2. Bhatt DL, Bhatt S, Gagnon C, Castaigne JP, Frohman LA. Human growth hormone-releasing factor (hGRF)1-29-albumin bioconjugates activate the GRF receptor on the anterior pituitary in rats: identification of CJC-1295 as a long-lasting GRF analog. Endocrinology. 2005;146(9):3810-3818. PMID: 15817669. DOI: 10.1210/en.2004-1611.

3. Teichman SL, Neale A, Lawrence B, Gagnon C, Castaigne JP, Frohman LA. Prolonged stimulation of growth hormone (GH) and insulin-like growth factor I secretion by CJC-1295, a long-acting analog of GH-releasing hormone, in healthy adults. J Clin Endocrinol Metab. 2006;91(3):799-805. PMID: 16352683. DOI: 10.1210/jc.2005-1536.

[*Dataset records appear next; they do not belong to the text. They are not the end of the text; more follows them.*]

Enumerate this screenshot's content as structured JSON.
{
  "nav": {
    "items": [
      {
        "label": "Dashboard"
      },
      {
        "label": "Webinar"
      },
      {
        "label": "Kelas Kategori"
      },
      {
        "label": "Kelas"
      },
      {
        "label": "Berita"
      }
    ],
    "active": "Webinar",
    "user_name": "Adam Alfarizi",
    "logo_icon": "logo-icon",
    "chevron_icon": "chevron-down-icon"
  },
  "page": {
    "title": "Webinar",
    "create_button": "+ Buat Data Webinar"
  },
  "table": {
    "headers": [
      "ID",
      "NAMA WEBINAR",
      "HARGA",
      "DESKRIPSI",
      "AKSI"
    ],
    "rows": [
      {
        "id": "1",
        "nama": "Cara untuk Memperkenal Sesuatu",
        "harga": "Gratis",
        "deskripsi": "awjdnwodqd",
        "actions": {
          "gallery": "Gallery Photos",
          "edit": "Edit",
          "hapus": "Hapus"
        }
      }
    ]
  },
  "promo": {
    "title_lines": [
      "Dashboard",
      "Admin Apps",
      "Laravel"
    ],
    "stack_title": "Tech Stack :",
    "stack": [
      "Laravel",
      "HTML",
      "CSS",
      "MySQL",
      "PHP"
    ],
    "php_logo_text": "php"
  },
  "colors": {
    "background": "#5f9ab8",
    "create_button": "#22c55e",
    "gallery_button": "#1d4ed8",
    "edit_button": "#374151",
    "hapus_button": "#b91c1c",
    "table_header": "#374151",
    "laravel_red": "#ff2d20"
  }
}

4. Ionescu M, Frohman LA. Pulsatile secretion of growth hormone (GH) persists during continuous stimulation by CJC-1295, a long-acting GH-releasing hormone analog. J Clin Endocrinol Metab. 2006;91(12):4792-4797. PMID: 16968793. DOI: 10.1210/jc.2006-1702.

5. Sackmann-Sala L, Ding J, Frohman LA, Kopchick JJ. Activation of the GH/IGF-1 axis by CJC-1295, a long-acting GHRH analog, results in serum protein profile changes in normal adult subjects. Growth Horm IGF Res. 2009;19(6):471-477. PMID: 19386527. PMC: PMC2787983. DOI: 10.1016/j.ghir.2009.03.001.